DOM extraction expression evaluator.
| Name | Description | Default value |
|---|---|---|
evaluator |
HTML parser and selector engine. Possible values: cheerio, browser. Use cheerio if you are running Surgeon in Node.js. Use browser if you are running Surgeon in a browser or headless browser (e.g. PhantomJS). |
cheerio |
Unless redefined, all examples assume the following initialisation:
import surgeon from 'surgeon';
/**
* @param configuration {@see https://github.com/gajus/surgeon#configuration}
*/
const x = surgeon();Note:
For simplicity, strict-equal operator (
===) is being used to demonstrate deep equality.
The default behaviour of a query is to match a single node and extract value of the textContent property.
const document = `
<div class="title">foo</div>
`;
x('.title')(document) === 'foo';
x('.title {1}[0]')(document) === 'foo';
x('.title {0,1}[0]')(document) === 'foo';
x('.title {1,1}[0]')(document) === 'foo';To extract multiple nodes, you need to specify a quantifier expression.
const document = `
<div class="title">foo</div>
<div class="title">bar</div>
<div class="title">baz</div>
`;
const result = x('.title {0,}')(document);
result === [
'foo',
'bar',
'baz'
];Surgeon queries can be nested. Result of the parent query becomes the root element of the descending query.
const document = `
<article>
<div class='title'>foo title</div>
<div class='body'>foo body</div>
</article>
<article>
<div class='title'>bar title</div>
<div class='body'>bar body</div>
</article>
`;
const result = x('article {0,}', {
body: x('.body'),
title: x('.title')
})(document);
result === [
{
body: 'foo body',
title: 'foo title'
},
{
body: 'bar body',
title: 'bar title'
}
];Validation is performed using regular expression.
const document = `
<div class="title">foo</div>
`;
x('.title', /foo/)(document) === 'foo';If the regular expression does not match the data, an InvalidDataError error is thrown (see Handling errors).
A quantifier expression is used to assert that the query matches a set number of nodes.
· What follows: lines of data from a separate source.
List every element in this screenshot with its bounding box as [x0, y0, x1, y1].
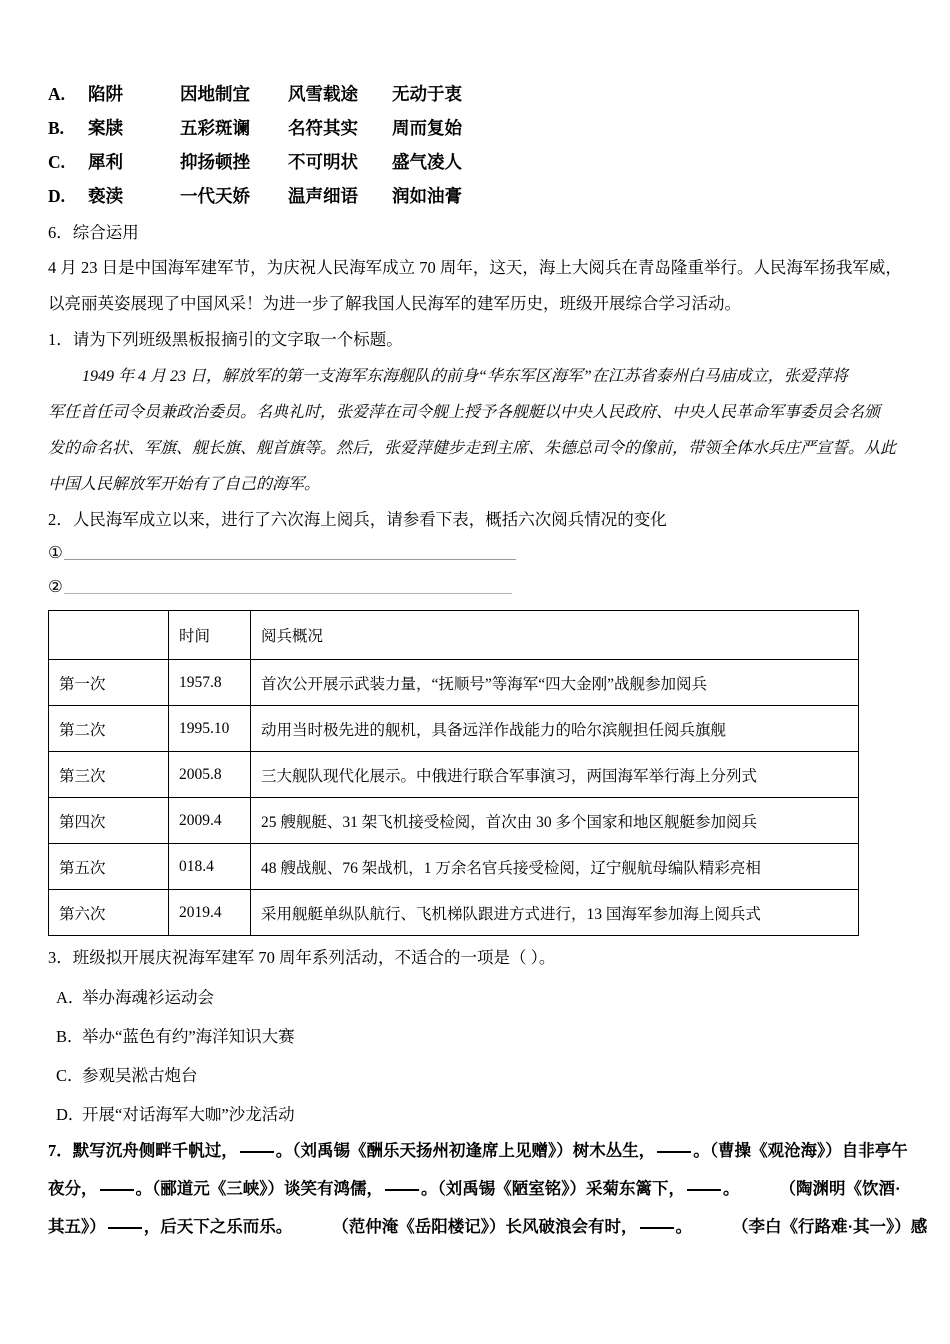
- mc-option-b[interactable]: [48, 112, 904, 146]
- mc-option-b-word-4: 周而复始: [392, 118, 462, 139]
- question-7-line-1: [48, 1132, 908, 1170]
- mc-option-b-word-3: 名符其实: [288, 118, 358, 139]
- q3-option-a[interactable]: [48, 976, 904, 1015]
- mc-option-b-word-1: 案牍: [88, 118, 123, 139]
- mc-option-a-word-4: 无动于衷: [392, 84, 462, 105]
- q7-l2-seg-c: 。（刘禹锡《陋室铭》）采菊东篱下，: [421, 1179, 685, 1198]
- table-header-time: 时间: [169, 611, 251, 660]
- table-cell-overview: 48 艘战舰、76 架战机，1 万余名官兵接受检阅，辽宁舰航母编队精彩亮相: [251, 844, 859, 890]
- q7-l1-seg-b: 。（刘禹锡《酬乐天扬州初逢席上见赠》）树木丛生，: [275, 1141, 656, 1160]
- q7-blank-2[interactable]: [657, 1151, 691, 1153]
- table-cell-ordinal: 第二次: [49, 706, 169, 752]
- mc-option-a-word-2: 因地制宜: [180, 84, 250, 105]
- table-cell-ordinal: 第四次: [49, 798, 169, 844]
- passage-line-1: 1949 年 4 月 23 日，解放军的第一支海军东海舰队的前身“华东军区海军”在江苏省泰州白马庙成立，张爱萍将: [82, 367, 848, 385]
- q7-blank-5[interactable]: [687, 1189, 721, 1191]
- q3-option-a-letter: A．: [56, 987, 85, 1007]
- q3-option-b-letter: B．: [56, 1026, 84, 1046]
- q7-l2-seg-a: 夜分，: [48, 1179, 98, 1198]
- q3-option-b[interactable]: [48, 1015, 904, 1054]
- question-6-sub-3-prompt: 3．班级拟开展庆祝海军建军 70 周年系列活动，不适合的一项是（ ）。: [48, 948, 556, 967]
- table-cell-overview: 采用舰艇单纵队航行、飞机梯队跟进方式进行，13 国海军参加海上阅兵式: [251, 890, 859, 936]
- answer-blank-2-rule[interactable]: [64, 593, 512, 594]
- mc-option-d-word-4: 润如油膏: [392, 186, 462, 207]
- table-cell-overview: 三大舰队现代化展示。中俄进行联合军事演习，两国海军举行海上分列式: [251, 752, 859, 798]
- mc-option-a[interactable]: [48, 78, 904, 112]
- q3-option-d-text: 开展“对话海军大咖”沙龙活动: [82, 1104, 295, 1124]
- question-7-line-2: [48, 1170, 904, 1208]
- mc-option-d-letter: D.: [48, 186, 66, 207]
- blackboard-passage: [48, 356, 904, 500]
- naval-review-table: [48, 610, 859, 936]
- q3-option-b-text: 举办“蓝色有约”海洋知识大赛: [82, 1026, 295, 1046]
- document-content: [48, 78, 928, 1246]
- q7-l1-seg-a: 7．默写沉舟侧畔千帆过，: [48, 1141, 238, 1160]
- table-row: [49, 890, 859, 936]
- q7-l2-seg-e: （陶渊明《饮酒·: [779, 1179, 901, 1198]
- q3-option-c-text: 参观吴淞古炮台: [82, 1065, 198, 1085]
- q7-l3-seg-d: 。: [675, 1217, 692, 1236]
- mc-option-b-word-2: 五彩斑谰: [180, 118, 250, 139]
- table-cell-time: 2005.8: [169, 752, 251, 798]
- question-6-label: 6．综合运用: [48, 223, 139, 242]
- q7-l2-seg-b: 。（郦道元《三峡》）谈笑有鸿儒，: [135, 1179, 383, 1198]
- table-cell-ordinal: 第一次: [49, 660, 169, 706]
- q7-blank-6[interactable]: [108, 1227, 142, 1229]
- table-row: [49, 660, 859, 706]
- table-cell-overview: 动用当时极先进的舰机，具备远洋作战能力的哈尔滨舰担任阅兵旗舰: [251, 706, 859, 752]
- q3-option-c[interactable]: [48, 1054, 904, 1093]
- table-row: [49, 706, 859, 752]
- q7-blank-4[interactable]: [385, 1189, 419, 1191]
- answer-blank-2-marker: ②: [48, 577, 63, 596]
- table-cell-overview: 首次公开展示武装力量，“抚顺号”等海军“四大金刚”战舰参加阅兵: [251, 660, 859, 706]
- multiple-choice-block: [48, 78, 904, 214]
- mc-option-c-word-4: 盛气凌人: [392, 152, 462, 173]
- table-cell-time: 2019.4: [169, 890, 251, 936]
- q7-blank-3[interactable]: [100, 1189, 134, 1191]
- answer-blank-1-marker: ①: [48, 543, 63, 562]
- mc-option-d-word-3: 温声细语: [288, 186, 358, 207]
- question-6-intro-line-1: 4 月 23 日是中国海军建军节，为庆祝人民海军成立 70 周年，这天，海上大阅兵在青岛隆重举行。人民海军扬我军威，: [48, 258, 902, 277]
- question-6-sub-2-prompt: 2．人民海军成立以来，进行了六次海上阅兵，请参看下表，概括六次阅兵情况的变化: [48, 510, 667, 529]
- q7-l3-seg-c: （范仲淹《岳阳楼记》）长风破浪会有时，: [332, 1217, 638, 1236]
- passage-line-4: 中国人民解放军开始有了自己的海军。: [48, 475, 321, 493]
- table-header-row: [49, 611, 859, 660]
- q3-option-d-letter: D．: [56, 1104, 85, 1124]
- q7-l2-seg-d: 。: [723, 1179, 740, 1198]
- passage-line-2: 军任首任司令员兼政治委员。名典礼时，张爱萍在司令舰上授予各舰艇以中央人民政府、中央人民革命军事委员会名颁: [48, 403, 881, 421]
- table-row: [49, 798, 859, 844]
- table-cell-ordinal: 第六次: [49, 890, 169, 936]
- answer-blank-1[interactable]: [48, 536, 904, 570]
- question-6-sub-1-prompt: 1．请为下列班级黑板报摘引的文字取一个标题。: [48, 330, 403, 349]
- table-cell-time: 2009.4: [169, 798, 251, 844]
- mc-option-b-letter: B.: [48, 118, 65, 139]
- question-7-block: [48, 1132, 928, 1246]
- table-cell-time: 1957.8: [169, 660, 251, 706]
- mc-option-c-word-2: 抑扬顿挫: [180, 152, 250, 173]
- q7-blank-7[interactable]: [640, 1227, 674, 1229]
- table-cell-ordinal: 第五次: [49, 844, 169, 890]
- table-cell-overview: 25 艘舰艇、31 架飞机接受检阅，首次由 30 多个国家和地区舰艇参加阅兵: [251, 798, 859, 844]
- q7-l1-seg-c: 。（曹操《观沧海》）自非亭午: [693, 1141, 908, 1160]
- table-row: [49, 844, 859, 890]
- table-cell-ordinal: 第三次: [49, 752, 169, 798]
- mc-option-a-letter: A.: [48, 84, 66, 105]
- mc-option-c-word-3: 不可明状: [288, 152, 358, 173]
- q7-l3-seg-e: （李白《行路难·其一》）感: [732, 1217, 928, 1236]
- answer-blank-2[interactable]: [48, 570, 904, 604]
- q3-option-a-text: 举办海魂衫运动会: [82, 987, 214, 1007]
- mc-option-d[interactable]: [48, 180, 904, 214]
- question-7-line-3: [48, 1208, 928, 1246]
- q7-blank-1[interactable]: [240, 1151, 274, 1153]
- table-cell-time: 018.4: [169, 844, 251, 890]
- q7-l3-seg-b: ，后天下之乐而乐。: [143, 1217, 293, 1236]
- passage-line-3: 发的命名状、军旗、舰长旗、舰首旗等。然后，张爱萍健步走到主席、朱德总司令的像前，带领全体水兵庄严宣誓。从此: [48, 439, 897, 457]
- table-cell-time: 1995.10: [169, 706, 251, 752]
- table-header-blank: [49, 611, 169, 660]
- mc-option-c-word-1: 犀利: [88, 152, 123, 173]
- mc-option-c[interactable]: [48, 146, 904, 180]
- mc-option-a-word-1: 陷阱: [88, 84, 123, 105]
- mc-option-d-word-2: 一代天娇: [180, 186, 250, 207]
- table-header-overview: 阅兵概况: [251, 611, 859, 660]
- table-row: [49, 752, 859, 798]
- q7-l3-seg-a: 其五》）: [48, 1217, 106, 1236]
- q3-option-c-letter: C．: [56, 1065, 84, 1085]
- mc-option-c-letter: C.: [48, 152, 66, 173]
- q3-option-d[interactable]: [48, 1093, 904, 1132]
- question-6-intro-line-2: 以亮丽英姿展现了中国风采！为进一步了解我国人民海军的建军历史，班级开展综合学习活动。: [48, 294, 741, 313]
- mc-option-a-word-3: 风雪载途: [288, 84, 358, 105]
- mc-option-d-word-1: 亵渎: [88, 186, 123, 207]
- answer-blank-1-rule[interactable]: [64, 559, 516, 560]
The default quantifier expression value is {1}.
| Name | Syntax |
|---|---|
| Fixed quantifier | {n} where n is an integer >= 1 |
| Greedy quantifier | {n,m} where n >= 0 and m >= n |
| Greedy quantifier | {n,} where n >= 0 |
| Greedy quantifier | {,m} where m >= 1 |
If this looks familiar, its because I have adopted the syntax from regular expression language. However, unlike in regular expression, a quantifier in the context of Surgeon selector will produce an error (UnexpectedResultCountError) if selector result count is out of the quantifier range.
.title {1}
.title {0,1}
.title {0,}An accessor expression can be used to return a single item from an array of matches. An accessor expression must precede a quantifier expression.
The default accessor expression value is [0]. The default applies only if a quantifier expression is not specified. If a quantifier expression is specified, then by default all matches are returned.
[n] where n is a zero-based index.
.title {1}[0]An attribute selector is used to select a value of an HTMLElement attribute.
@n where n is the attribute name.
.title@data-idA property selector is used to select a value of an HTMLElement property.
@.n where n is the property name.
.title@.textContentThere are many errors that Surgeon can throw. Use instanceof operator to determine the error type.
| Name | Description |
|---|---|
NotFoundError |
Thrown when an attempt is made to retrieve a non-existent attribute or property. |
UnexpectedResultCountError |
Thrown when a quantifier expression is not satisfied. |
InvalidDataError |
Thrown when a resulting data does not pass the validation. |
Example:
import {
InvalidDataError
} from 'surgeon';
const document = `
<div class="title">foo</div>
`;
try {
x('.title', /bar/)(document);
} catch (error) {
if (error instanceof InvalidDataError) {
// Handle data validation error.
} else {
throw error;
}
}Surgeon is using debug to provide additional debugging information.
To enable Surgeon debug output run program with a DEBUG=surgeon:* environment variable.
x-ray is a web scraping library.
The primary difference between Surgeon and x-ray is that Surgeon does not implement HTTP request layer. I consider this an advantage for the reasons that I have described in the following x-ray issue.